Aby was interested in the influence of antiquity on modern culture, and his doctoral dissertation was based on tracing the sources for two Botticelli paintings. He invented a new method that came to be called iconology, the analysis of a subject’s symbolism through visual imagery and its interpretation in social and political terms, as distinct from iconography which is more simply the study of subject matter in the visual arts. His unfinished magnum opus is Bilderatlas Mnemosyne, a visual odyssey through world history involving hundreds of thousands of images.
The library was established in Hamburg in 1909 and became a research institute in 1926, three years before Aby’s death at 65. In 1933 the Warburg was secretly evacuated to London and in 1944 it was signed over to the University of London in a deed of trust "to maintain and preserve the collection 'in perpetuity' as 'an independent unit'". The collection that came to London numbered about 10,000 images and is now about 450,000 with 350,000 books. In 1957 its own building was commissioned from Charles Holden, best known for designing Tube stations, which was only half completed.

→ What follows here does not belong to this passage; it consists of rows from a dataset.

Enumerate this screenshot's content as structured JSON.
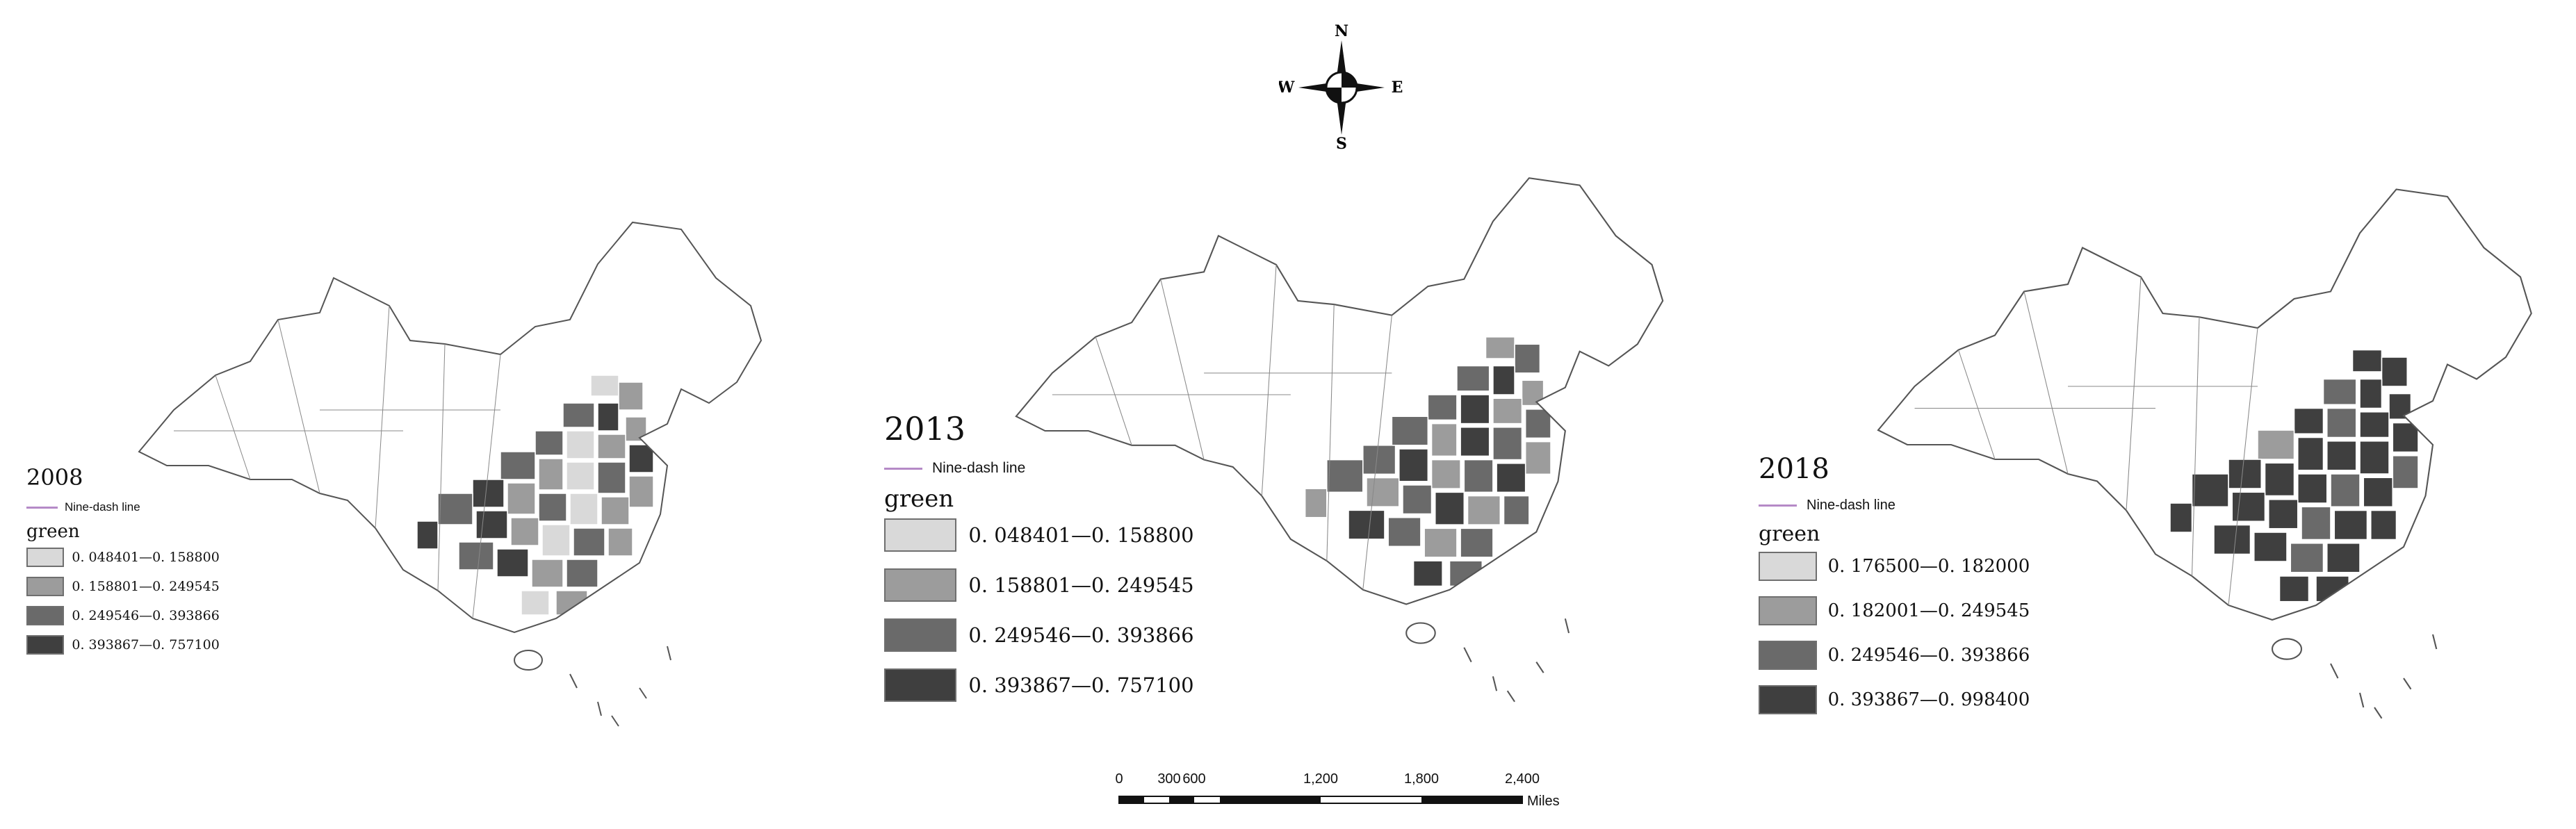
{
  "classes": [
    {
      "key": "c1",
      "color": "#d9d9d9"
    },
    {
      "key": "c2",
      "color": "#9c9c9c"
    },
    {
      "key": "c3",
      "color": "#6a6a6a"
    },
    {
      "key": "c4",
      "color": "#3f3f3f"
    }
  ],
  "panels": [
    {
      "year": "2008",
      "nine_dash_label": "Nine-dash line",
      "legend_title": "green",
      "legend": [
        "0. 048401—0. 158800",
        "0. 158801—0. 249545",
        "0. 249546—0. 393866",
        "0. 393867—0. 757100"
      ],
      "shaded_pattern": [
        0,
        1,
        2,
        3,
        1,
        2,
        0,
        1,
        3,
        2,
        1,
        0,
        2,
        1,
        3,
        1,
        2,
        0,
        1,
        2,
        3,
        1,
        0,
        2,
        1,
        2,
        3,
        1,
        2,
        0,
        1,
        3
      ]
    },
    {
      "year": "2013",
      "nine_dash_label": "Nine-dash line",
      "legend_title": "green",
      "legend": [
        "0. 048401—0. 158800",
        "0. 158801—0. 249545",
        "0. 249546—0. 393866",
        "0. 393867—0. 757100"
      ],
      "shaded_pattern": [
        1,
        2,
        2,
        3,
        1,
        2,
        3,
        1,
        2,
        2,
        1,
        3,
        2,
        1,
        2,
        3,
        1,
        2,
        3,
        2,
        1,
        2,
        3,
        1,
        2,
        3,
        2,
        1,
        2,
        3,
        2,
        1
      ]
    },
    {
      "year": "2018",
      "nine_dash_label": "Nine-dash line",
      "legend_title": "green",
      "legend": [
        "0. 176500—0. 182000",
        "0. 182001—0. 249545",
        "0. 249546—0. 393866",
        "0. 393867—0. 998400"
      ],
      "shaded_pattern": [
        3,
        3,
        2,
        3,
        3,
        3,
        2,
        3,
        3,
        1,
        3,
        3,
        3,
        2,
        3,
        3,
        3,
        2,
        3,
        3,
        3,
        3,
        2,
        3,
        3,
        3,
        3,
        2,
        3,
        3,
        3,
        3
      ]
    }
  ],
  "compass": {
    "n": "N",
    "s": "S",
    "e": "E",
    "w": "W"
  },
  "scale": {
    "ticks": [
      "0",
      "300",
      "600",
      "1,200",
      "1,800",
      "2,400"
    ],
    "unit": "Miles"
  }
}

The relationship with the university hasn’t always been smooth, though. In 2011 the UoL senate questioned the 1944 deed of trust and its obligation to the collection but after a fractious three years, which included some court action, differences were resolved and now they’re good to the extent that the university has contributed £9.5m to the redevelopment costs. The rest of the money has been raised from today's sale, trusts and individual donors, many of them based in Germany and especially Hamburg with which Sherman has been eager to strengthen connections.

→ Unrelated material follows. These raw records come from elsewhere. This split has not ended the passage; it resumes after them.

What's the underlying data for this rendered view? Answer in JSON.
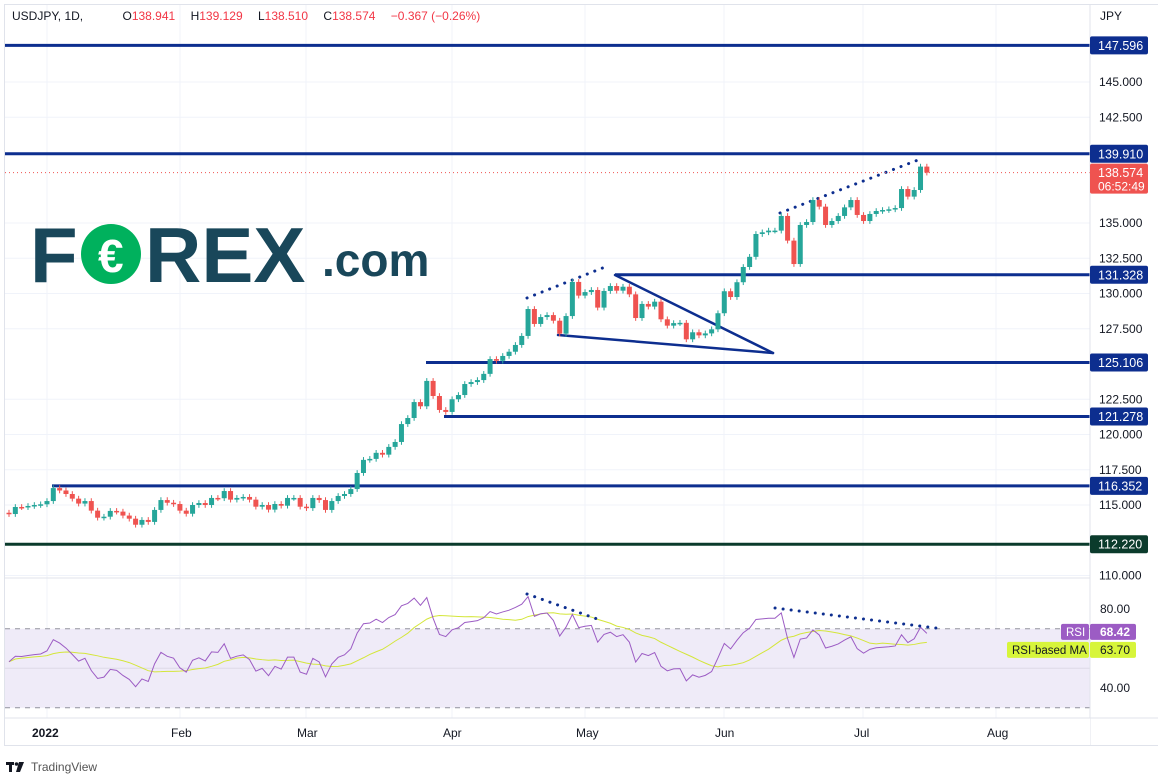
{
  "header": {
    "symbol": "USDJPY, 1D,",
    "open_label": "O",
    "open": "138.941",
    "high_label": "H",
    "high": "139.129",
    "low_label": "L",
    "low": "138.510",
    "close_label": "C",
    "close": "138.574",
    "change": "−0.367 (−0.26%)"
  },
  "watermark": {
    "text": "FOREX.com"
  },
  "footer": {
    "brand": "TradingView"
  },
  "colors": {
    "up": "#26a69a",
    "down": "#ef5350",
    "levels": "#0d2e8f",
    "support_dark": "#0b3b2c",
    "rsi": "#9c5cc4",
    "rsi_ma": "#d7f53a",
    "rsi_band": "#efebf8"
  },
  "chart_data": {
    "type": "candlestick",
    "currency_label": "JPY",
    "time_labels": [
      "2022",
      "Feb",
      "Mar",
      "Apr",
      "May",
      "Jun",
      "Jul",
      "Aug"
    ],
    "price_ticks": [
      "145.000",
      "142.500",
      "135.000",
      "132.500",
      "130.000",
      "127.500",
      "122.500",
      "120.000",
      "117.500",
      "115.000",
      "110.000"
    ],
    "ylim": [
      109.2,
      149.6
    ],
    "first_open": 114.45,
    "closes": [
      114.36,
      114.86,
      114.85,
      114.93,
      115.0,
      115.05,
      115.28,
      116.2,
      116.03,
      115.78,
      115.45,
      115.1,
      115.28,
      114.6,
      114.1,
      114.17,
      114.58,
      114.53,
      114.25,
      114.03,
      113.6,
      113.94,
      113.8,
      114.65,
      115.35,
      115.16,
      115.07,
      114.6,
      114.38,
      115.0,
      115.14,
      115.0,
      115.5,
      115.48,
      115.99,
      115.38,
      115.5,
      115.57,
      115.38,
      114.88,
      115.0,
      114.67,
      115.07,
      114.95,
      115.5,
      115.5,
      114.88,
      114.78,
      115.5,
      115.35,
      114.65,
      115.28,
      115.64,
      115.78,
      116.13,
      117.27,
      118.2,
      118.27,
      118.7,
      118.57,
      119.12,
      119.47,
      120.74,
      121.17,
      122.3,
      122.0,
      123.8,
      122.73,
      121.74,
      121.6,
      122.5,
      122.8,
      123.58,
      123.72,
      123.86,
      124.3,
      125.35,
      125.23,
      125.57,
      125.87,
      126.35,
      126.99,
      128.9,
      127.84,
      128.33,
      128.47,
      128.07,
      127.15,
      128.4,
      130.82,
      129.85,
      130.1,
      130.25,
      129.0,
      130.18,
      130.53,
      130.2,
      130.48,
      129.94,
      128.26,
      129.26,
      129.07,
      129.42,
      128.17,
      127.72,
      127.9,
      127.92,
      126.75,
      127.25,
      127.03,
      127.17,
      127.46,
      128.6,
      130.16,
      129.75,
      130.8,
      131.88,
      132.6,
      134.22,
      134.34,
      134.46,
      134.46,
      135.5,
      133.75,
      132.09,
      134.86,
      135.07,
      136.63,
      136.16,
      134.86,
      135.14,
      135.5,
      136.11,
      136.63,
      135.57,
      135.14,
      135.64,
      135.85,
      135.92,
      135.97,
      136.06,
      137.41,
      136.87,
      137.34,
      139.0,
      138.574
    ],
    "levels": [
      {
        "price": 147.596,
        "label": "147.596",
        "color": "#0d2e8f"
      },
      {
        "price": 139.91,
        "label": "139.910",
        "color": "#0d2e8f"
      },
      {
        "price": 131.328,
        "label": "131.328",
        "color": "#0d2e8f"
      },
      {
        "price": 125.106,
        "label": "125.106",
        "color": "#0d2e8f"
      },
      {
        "price": 121.278,
        "label": "121.278",
        "color": "#0d2e8f"
      },
      {
        "price": 116.352,
        "label": "116.352",
        "color": "#0d2e8f"
      },
      {
        "price": 112.22,
        "label": "112.220",
        "color": "#0b3b2c"
      }
    ],
    "last_price": {
      "label": "138.574",
      "countdown": "06:52:49",
      "color": "#ef5350"
    },
    "rsi": {
      "label": "RSI",
      "value": "68.42",
      "ma_label": "RSI-based MA",
      "ma_value": "63.70",
      "ticks": [
        "80.00",
        "40.00"
      ],
      "band": [
        30,
        70
      ]
    }
  }
}
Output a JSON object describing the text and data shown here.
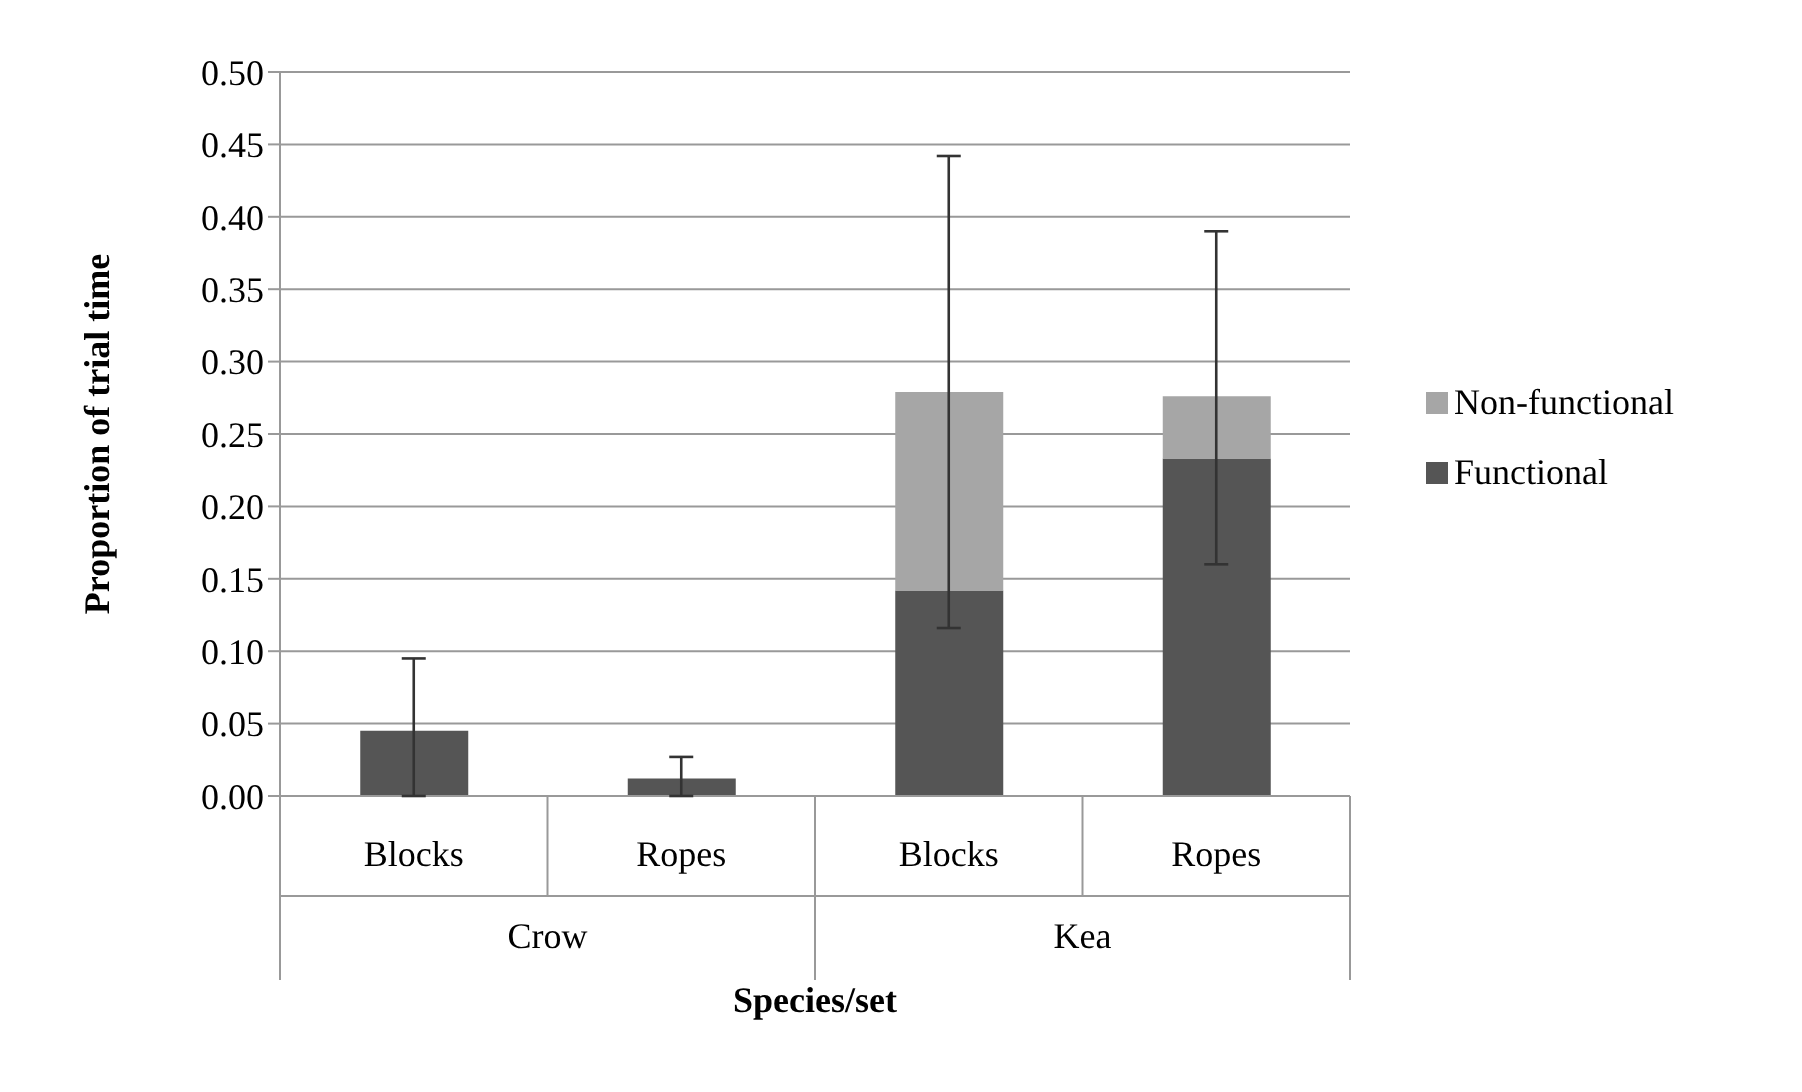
{
  "chart_data": {
    "type": "bar",
    "xlabel": "Species/set",
    "ylabel": "Proportion of trial time",
    "categories": [
      "Blocks",
      "Ropes",
      "Blocks",
      "Ropes"
    ],
    "annotations": [
      "Crow",
      "Kea"
    ],
    "stacked": true,
    "series": [
      {
        "name": "Functional",
        "color": "#555555",
        "values": [
          0.045,
          0.012,
          0.142,
          0.233
        ]
      },
      {
        "name": "Non-functional",
        "color": "#a6a6a6",
        "values": [
          0,
          0,
          0.137,
          0.043
        ],
        "errors": [
          [
            0,
            0.095
          ],
          [
            0,
            0.027
          ],
          [
            0.116,
            0.442
          ],
          [
            0.16,
            0.39
          ]
        ]
      }
    ],
    "ylim": [
      0,
      0.5
    ],
    "yticks": [
      {
        "value": 0,
        "label": "0.00"
      },
      0.05,
      {
        "value": 0.1,
        "label": "0.10"
      },
      0.15,
      {
        "value": 0.2,
        "label": "0.20"
      },
      0.25,
      {
        "value": 0.3,
        "label": "0.30"
      },
      0.35,
      {
        "value": 0.4,
        "label": "0.40"
      },
      0.45,
      {
        "value": 0.5,
        "label": "0.50"
      }
    ],
    "grid": "y",
    "legend": "right"
  }
}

The Renaissance plan devised by the architects Howarth Tompkins expands on the original mix of discovery, display and debate that Aby Warburg designed in his “library for kulturwissenschaft” - the science of culture. There will be a welcoming new entrance, new public spaces, including a gallery and digital lab, a café, and an enlarged lecture hall in the central courtyard, which should all be complete in spring 2024.
The central courtyard would be for studying archives but also for conversations with curators, artists and scholars, Aby Warburg's reading salon that was never replicated in its new location until now. It will be, says Sherman, for scholars from other institutions to study archives but also for discussion of ideas, experimental themes, cultural controversy because, Sherman says, it tends not to happen in the institutions themselves.
And what the proceeds of today’s auction will specifically be for is the art gallery. “It really strikes me as strange” says Sherman “that while we have an MA course in curatorship the Warburg has never felt the need to carve out space for a gallery”.
The prospect for exhibitions in this unique place is exquisite: displays of Warburg-related material, such as the tarot cards and related materials of the arch Satanist Aleister Crowley (which live at the Warburg); displays marking the 75th anniversary in 2025 of former Warburg director Ernst Gombrich’s The Story of Art, a bible for every art history student; Elizabeth David’s A Book of Mediterranean Food (both of which have connections with the institute); research and display projects of Warburg’s specialist students; the work of the artists-in-residence that will be part of the Warburg Renaissance; collaborations with other museums (for instance Gerhard Richter’s Atlas at Serpentine and Aby’s Bilderatlas at the Warburg); experimental projects on new kinds of digital curation.
And it’s important because Aby and his Bilderatlas were about understanding ourselves through history and how we have visualised it in order to steer a way to a satisfactory future. Exactly what, at this junction of war, pestilence, climate change and rising social schism, we need.